M. Hatta Taliwang, dari GSNKRI telah
menuangkan pikirannya dalam buku “Selamatkan NKRI : Kembali ke UUD 1945
Asli, Untuk Disempurnakan”. Buku ini diserahkan GSNKRI yang dipimpin
Jenderal Djoko Santoso kepada Ketua MPR RI, 15/12/2015. Dalam perjalanan
perjuangan, sabagian sosok yang ada di GSNKRI memprakarsai lahirnya
Gerakan Kebangkitan Indonesia, yang dideklarasikan 7/1/2018.
Jargon “Kembali ke UUD 1945 Asli, Untuk
Disempurnakan” dijadikan sebagai salah satu misi GKI, yaitu
“Mengedukasi dan mengajak “Kembali ke UUD 1945 Asli, Untuk
Disempurnakan”.
Ketika ditanya tentang apa yang
dimaksud dengan Dwi Azimat Bangsa Indonesia, apakah sama dengan Panca
Azimat Revolusi ajaran Bung Karno?
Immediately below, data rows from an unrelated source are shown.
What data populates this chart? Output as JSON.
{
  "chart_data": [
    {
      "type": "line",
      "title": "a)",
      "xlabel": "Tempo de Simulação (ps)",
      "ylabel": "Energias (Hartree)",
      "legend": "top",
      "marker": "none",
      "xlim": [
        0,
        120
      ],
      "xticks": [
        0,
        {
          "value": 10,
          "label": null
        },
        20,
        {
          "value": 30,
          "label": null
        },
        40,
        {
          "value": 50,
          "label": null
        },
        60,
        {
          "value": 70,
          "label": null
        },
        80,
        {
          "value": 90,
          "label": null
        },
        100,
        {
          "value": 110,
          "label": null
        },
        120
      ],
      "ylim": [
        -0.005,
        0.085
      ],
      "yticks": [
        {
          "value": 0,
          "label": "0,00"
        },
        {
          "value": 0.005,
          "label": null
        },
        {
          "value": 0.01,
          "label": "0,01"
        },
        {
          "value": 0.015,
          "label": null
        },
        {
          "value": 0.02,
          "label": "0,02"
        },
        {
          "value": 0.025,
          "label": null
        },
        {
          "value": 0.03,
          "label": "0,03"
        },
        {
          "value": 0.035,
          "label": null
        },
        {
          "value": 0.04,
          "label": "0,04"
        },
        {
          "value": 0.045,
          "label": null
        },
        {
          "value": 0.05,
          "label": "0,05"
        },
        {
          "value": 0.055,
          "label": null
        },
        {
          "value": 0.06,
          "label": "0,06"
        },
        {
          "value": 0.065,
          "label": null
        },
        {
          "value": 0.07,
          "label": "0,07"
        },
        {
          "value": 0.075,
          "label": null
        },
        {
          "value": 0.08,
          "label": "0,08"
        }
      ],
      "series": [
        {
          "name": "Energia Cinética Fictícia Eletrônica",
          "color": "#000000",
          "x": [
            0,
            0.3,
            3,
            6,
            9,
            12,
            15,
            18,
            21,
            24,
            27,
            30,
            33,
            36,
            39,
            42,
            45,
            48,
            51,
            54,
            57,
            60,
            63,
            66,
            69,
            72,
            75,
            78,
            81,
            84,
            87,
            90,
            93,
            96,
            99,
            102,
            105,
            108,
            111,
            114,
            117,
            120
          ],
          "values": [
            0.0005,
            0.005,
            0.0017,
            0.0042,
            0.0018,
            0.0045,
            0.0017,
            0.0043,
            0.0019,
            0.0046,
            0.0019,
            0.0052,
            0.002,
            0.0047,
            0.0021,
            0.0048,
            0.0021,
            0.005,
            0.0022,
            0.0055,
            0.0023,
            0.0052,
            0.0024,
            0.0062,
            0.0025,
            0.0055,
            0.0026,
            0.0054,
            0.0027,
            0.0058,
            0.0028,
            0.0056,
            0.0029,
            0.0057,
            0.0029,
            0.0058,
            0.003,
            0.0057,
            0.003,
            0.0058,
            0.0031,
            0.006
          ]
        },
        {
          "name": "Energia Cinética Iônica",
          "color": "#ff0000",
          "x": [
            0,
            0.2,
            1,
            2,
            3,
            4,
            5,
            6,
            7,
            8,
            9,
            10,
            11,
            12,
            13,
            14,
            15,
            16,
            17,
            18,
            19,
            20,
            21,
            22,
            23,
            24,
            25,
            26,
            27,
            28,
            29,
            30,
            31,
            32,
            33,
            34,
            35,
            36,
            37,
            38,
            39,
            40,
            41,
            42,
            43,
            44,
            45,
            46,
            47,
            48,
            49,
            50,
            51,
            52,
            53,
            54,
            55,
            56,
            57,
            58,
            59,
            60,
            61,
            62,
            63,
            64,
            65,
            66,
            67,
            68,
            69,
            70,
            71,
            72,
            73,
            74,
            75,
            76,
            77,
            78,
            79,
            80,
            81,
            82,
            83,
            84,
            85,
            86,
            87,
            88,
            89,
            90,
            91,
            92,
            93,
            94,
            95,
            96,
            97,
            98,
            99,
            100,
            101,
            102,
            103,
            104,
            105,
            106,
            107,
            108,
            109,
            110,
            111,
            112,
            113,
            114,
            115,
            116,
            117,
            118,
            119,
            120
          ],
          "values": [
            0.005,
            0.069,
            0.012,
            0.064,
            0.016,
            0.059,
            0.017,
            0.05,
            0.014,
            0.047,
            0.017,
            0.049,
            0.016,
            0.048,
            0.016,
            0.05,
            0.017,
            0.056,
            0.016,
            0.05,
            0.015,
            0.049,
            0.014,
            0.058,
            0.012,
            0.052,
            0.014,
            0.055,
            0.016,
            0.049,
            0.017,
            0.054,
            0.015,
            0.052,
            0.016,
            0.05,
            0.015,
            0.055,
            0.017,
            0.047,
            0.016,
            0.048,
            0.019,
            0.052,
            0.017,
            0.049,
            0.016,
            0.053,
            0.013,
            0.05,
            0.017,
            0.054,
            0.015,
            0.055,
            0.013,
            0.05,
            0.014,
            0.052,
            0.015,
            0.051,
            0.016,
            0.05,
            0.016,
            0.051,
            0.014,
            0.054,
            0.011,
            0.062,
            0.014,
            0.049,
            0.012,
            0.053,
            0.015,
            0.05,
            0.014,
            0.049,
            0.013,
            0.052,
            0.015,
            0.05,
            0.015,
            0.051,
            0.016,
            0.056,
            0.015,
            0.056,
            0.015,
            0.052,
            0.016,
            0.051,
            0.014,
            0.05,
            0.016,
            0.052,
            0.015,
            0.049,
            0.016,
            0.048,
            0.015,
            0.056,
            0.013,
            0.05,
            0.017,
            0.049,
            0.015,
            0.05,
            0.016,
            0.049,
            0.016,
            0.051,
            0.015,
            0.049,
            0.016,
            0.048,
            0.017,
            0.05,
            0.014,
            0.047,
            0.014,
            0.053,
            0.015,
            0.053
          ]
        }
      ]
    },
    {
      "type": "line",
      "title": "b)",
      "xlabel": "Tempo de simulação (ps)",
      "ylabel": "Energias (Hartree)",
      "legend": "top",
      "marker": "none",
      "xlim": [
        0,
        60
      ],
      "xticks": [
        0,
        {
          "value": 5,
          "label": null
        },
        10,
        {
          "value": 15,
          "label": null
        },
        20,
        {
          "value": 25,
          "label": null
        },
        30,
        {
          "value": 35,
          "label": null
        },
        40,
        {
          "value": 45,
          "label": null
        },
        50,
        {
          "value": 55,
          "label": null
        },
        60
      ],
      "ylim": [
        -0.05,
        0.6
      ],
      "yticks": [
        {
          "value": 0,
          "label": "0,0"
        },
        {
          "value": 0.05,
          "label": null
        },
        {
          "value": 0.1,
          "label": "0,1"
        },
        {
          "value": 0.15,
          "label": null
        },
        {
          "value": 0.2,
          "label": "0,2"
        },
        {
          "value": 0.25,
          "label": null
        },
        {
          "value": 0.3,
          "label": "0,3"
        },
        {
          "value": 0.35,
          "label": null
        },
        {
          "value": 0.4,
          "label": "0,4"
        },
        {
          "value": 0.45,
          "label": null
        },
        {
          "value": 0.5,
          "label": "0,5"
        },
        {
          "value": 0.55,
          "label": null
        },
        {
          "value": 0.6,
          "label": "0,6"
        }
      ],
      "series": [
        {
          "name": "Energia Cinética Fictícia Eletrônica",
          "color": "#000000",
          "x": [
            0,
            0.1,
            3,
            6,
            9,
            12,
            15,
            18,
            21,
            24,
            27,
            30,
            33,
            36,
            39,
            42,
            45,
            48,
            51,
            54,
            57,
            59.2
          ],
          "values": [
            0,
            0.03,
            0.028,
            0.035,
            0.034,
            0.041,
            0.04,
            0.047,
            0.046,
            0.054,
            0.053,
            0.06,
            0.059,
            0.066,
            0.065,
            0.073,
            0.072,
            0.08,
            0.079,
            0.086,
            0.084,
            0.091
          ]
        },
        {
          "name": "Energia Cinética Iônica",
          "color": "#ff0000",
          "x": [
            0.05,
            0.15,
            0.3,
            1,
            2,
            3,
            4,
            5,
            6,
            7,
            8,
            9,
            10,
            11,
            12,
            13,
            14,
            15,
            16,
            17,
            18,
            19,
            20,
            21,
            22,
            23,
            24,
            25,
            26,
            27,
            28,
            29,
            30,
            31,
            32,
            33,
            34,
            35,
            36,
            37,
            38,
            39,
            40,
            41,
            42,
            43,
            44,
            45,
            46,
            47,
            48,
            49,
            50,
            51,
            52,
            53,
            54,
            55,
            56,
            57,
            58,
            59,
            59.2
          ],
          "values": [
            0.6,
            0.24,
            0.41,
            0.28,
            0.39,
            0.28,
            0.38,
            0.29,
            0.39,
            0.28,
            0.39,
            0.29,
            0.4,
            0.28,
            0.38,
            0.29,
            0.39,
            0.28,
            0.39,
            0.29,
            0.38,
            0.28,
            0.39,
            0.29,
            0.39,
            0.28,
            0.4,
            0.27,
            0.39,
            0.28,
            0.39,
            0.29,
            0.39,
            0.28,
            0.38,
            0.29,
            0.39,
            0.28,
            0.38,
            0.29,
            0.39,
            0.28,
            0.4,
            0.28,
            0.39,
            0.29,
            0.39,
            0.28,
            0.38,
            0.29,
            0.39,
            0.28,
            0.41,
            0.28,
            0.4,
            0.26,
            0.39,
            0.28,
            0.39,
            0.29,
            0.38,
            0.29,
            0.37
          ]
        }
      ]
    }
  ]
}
Prijanto tersenyum dan menjawab, jauh
berbeda dan walau ada kata azimat, hal ini ini bukan urusan musrik,
tetapi istilah politik saja.
Di lain waktu, Prijanto bersedia untuk
menjelaskannya. Di akhir wawancara, Prijanto mengajak semua pihak, yang
sudah memahami alasan dan tujuan mengapa kita harus kembali ke UUD 1945,
kiranya sesuai kewenangan, kapasitas, dan kesempatan yang dimiliki,
untuk bersedia sebagai fasilitator untuk mensosialisasikan,
menggelorakan dan membumikan ajakan tersebut.
“Jika tidak ingin ‘Persatuan Indonesia’
koyak dan Negara Indonesia punah, kembali ke UUD 1945 merupakan
kebutuhan yang tidak bisa dinafikan. Semoga, Insya Allah,” pungkasnya.